In June of this year, Dolezal made headlines when her biological parents (who are white) came out and said that their daughter was lying about being black. Dolezal is a former president of the N.A.A.C.P. chapter in Spokane, Washington. For years, Dolezal claimed she was black and even claimed random people as her African American dad, and an African American son. Dolezal did apologize, but continues to say that this is not an act. Dolezal identifies as African American, and has since she was younger before she could identify with color. Dolezal and is currently pregnant.
“I think she was a bit of a hero, because she kind of flipped on society a little bit,” Rihanna stated. “Is it such a horrible thing that she pretended to be black? Black is a great thing, and I think she legit changed people’s perspective a bit and woke people up.”
Rihanna's comment had twitter spinning, and of course some funny and serious tweets came out of it.
Rihanna also talked about always being the poster face for domestic abuse and Brown and getting together with him for a second time.
“I was that girl,” she states, “that girl who felt that as much pain as this relationship is, maybe some people are built stronger than others. Maybe I’m one of those people built to handle shit like this. Maybe I’m the person who’s almost the guardian angel to this person, to be there when they’re not strong enough, when they’re not understanding the world, when they just need someone to encourage them in a positive way and say the right thing.”

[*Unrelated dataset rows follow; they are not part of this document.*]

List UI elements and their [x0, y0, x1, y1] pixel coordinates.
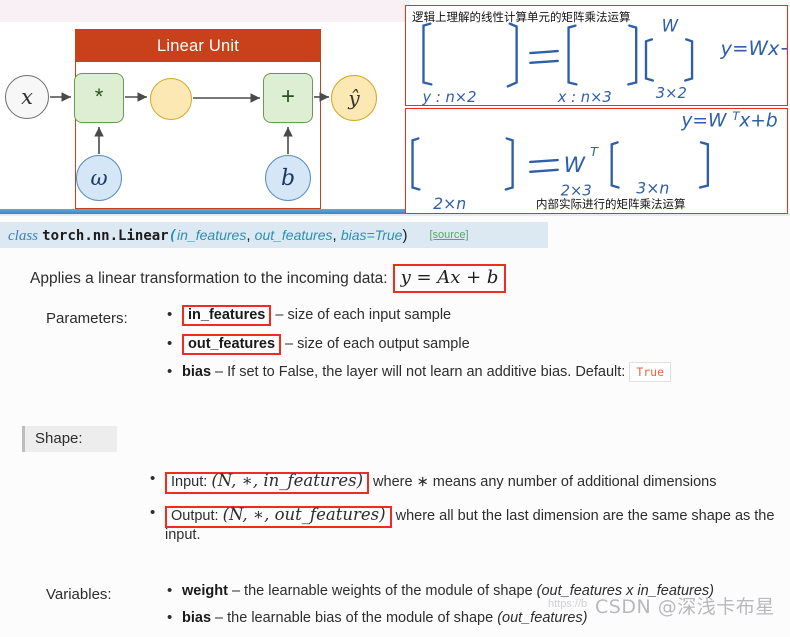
watermark-url: https://b	[548, 598, 588, 610]
label-w-top: W	[662, 16, 679, 35]
paren-close: )	[402, 227, 408, 244]
class-signature: class torch.nn.Linear(in_features, out_f…	[8, 227, 469, 244]
shape-list: Input: (N, ∗, in_features) where ∗ means…	[148, 469, 778, 555]
node-add: +	[263, 73, 313, 123]
variable-shape-bias: (out_features)	[497, 609, 588, 626]
class-qualified-name: torch.nn.Linear	[42, 228, 169, 244]
output-prefix: Output:	[171, 507, 223, 524]
input-shape-box: Input: (N, ∗, in_features)	[165, 471, 370, 494]
input-prefix: Input:	[171, 474, 212, 490]
linear-unit-title: Linear Unit	[76, 30, 320, 62]
param-in-features: in_features	[177, 227, 247, 243]
list-item-bias: bias – If set to False, the layer will n…	[165, 362, 765, 383]
variables-label: Variables:	[46, 586, 112, 603]
list-item-out-features: out_features – size of each output sampl…	[165, 333, 765, 355]
node-output-yhat: ŷ	[331, 75, 377, 121]
equation-bottom: y=W	[680, 111, 727, 132]
description-text: Applies a linear transformation to the i…	[30, 269, 388, 287]
handwriting-top: W y=Wx+b y : n×2 x : n×3 3×2	[422, 16, 787, 105]
param-desc-out-features: – size of each output sample	[281, 335, 470, 352]
variable-desc-weight: – the learnable weights of the module of…	[227, 583, 537, 599]
handwritten-annotation-top: 逻辑上理解的线性计算单元的矩阵乘法运算 W y=Wx+b y : n×2 x :…	[405, 5, 788, 106]
node-bias-b: b	[265, 155, 311, 201]
param-name-out-features: out_features	[182, 333, 282, 355]
paren-open: (	[168, 228, 178, 244]
variable-desc-bias: – the learnable bias of the module of sh…	[211, 609, 498, 626]
output-shape-box: Output: (N, ∗, out_features)	[165, 504, 392, 528]
param-out-features: out_features	[254, 227, 333, 243]
pink-background-strip	[0, 0, 410, 22]
parameters-list: in_features – size of each input sample …	[165, 305, 765, 392]
label-3xn: 3×n	[636, 178, 669, 197]
class-keyword: class	[8, 228, 38, 244]
list-item-in-features: in_features – size of each input sample	[165, 305, 765, 326]
svg-text:x+b: x+b	[738, 111, 777, 132]
output-formula: (N, ∗, out_features)	[222, 504, 386, 524]
description-row: Applies a linear transformation to the i…	[30, 264, 507, 293]
variable-name-bias: bias	[182, 609, 212, 626]
label-w-dim: 3×2	[656, 85, 687, 102]
shape-label: Shape:	[22, 426, 117, 452]
label-x-dim: x : n×3	[557, 89, 612, 105]
handwritten-annotation-bottom: 内部实际进行的矩阵乘法运算 y=W T x+b W T 2×n 2×3 3×n	[405, 108, 788, 214]
source-link[interactable]: [source]	[429, 229, 468, 241]
variable-name-weight: weight	[182, 583, 228, 599]
input-suffix: where ∗ means any number of additional d…	[369, 474, 717, 490]
label-wt: W	[564, 153, 587, 178]
node-weight-omega: ω	[76, 155, 122, 201]
param-name-bias: bias	[182, 364, 212, 381]
parameters-label: Parameters:	[46, 310, 128, 327]
node-input-x: 𝑥	[5, 75, 49, 119]
node-multiply: *	[74, 73, 124, 123]
input-formula: (N, ∗, in_features)	[211, 471, 364, 490]
handwriting-bottom: y=W T x+b W T 2×n 2×3 3×n	[411, 109, 778, 213]
node-intermediate	[150, 78, 192, 120]
label-2xn: 2×n	[433, 194, 466, 213]
top-illustration-zone: Linear Unit 𝑥 * + ŷ ω b 逻辑上理解的线性计算单元的矩阵乘…	[0, 0, 790, 235]
param-desc-bias: – If set to False, the layer will not le…	[211, 364, 630, 381]
param-desc-in-features: – size of each input sample	[271, 307, 452, 323]
watermark-csdn: CSDN @深浅卡布星	[595, 596, 775, 618]
formula-y-equals-ax-plus-b: y = Ax + b	[392, 264, 507, 293]
svg-text:T: T	[590, 145, 599, 160]
equation-top: y=Wx+b	[719, 37, 787, 60]
label-2x3: 2×3	[561, 182, 592, 199]
param-name-in-features: in_features	[182, 305, 272, 326]
default-true-badge: True	[629, 362, 672, 383]
label-y-dim: y : n×2	[422, 89, 477, 105]
param-bias: bias=True	[340, 227, 403, 243]
list-item-input-shape: Input: (N, ∗, in_features) where ∗ means…	[148, 469, 778, 494]
pytorch-doc-zone: class torch.nn.Linear(in_features, out_f…	[0, 218, 790, 636]
list-item-output-shape: Output: (N, ∗, out_features) where all b…	[148, 503, 778, 546]
thin-divider	[0, 214, 790, 216]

"So, she thought she could change him?" the reporter asked. “A hundred percent." Rihanna exclaimed. "I was very protective of him. I felt that people didn’t understand him. Even after … But you know, you realize after a while that in that situation you’re the enemy. You want the best for them, but if you remind them of their failures, or if you remind them of bad moments in their life, or even if you say I’m willing to put up with something, they think less of you—because they know you don’t deserve what they’re going to give. And if you put up with it, maybe you are agreeing that you [deserve] this, and that’s when I finally had to say, ‘Uh-oh, I was stupid thinking I was built for this.’ Sometimes you just have to walk away.” Now, she says, “I don’t hate him. I will care about him until the day I die. We’re not friends, but it’s not like we’re enemies. We don’t have much of a relationship now.”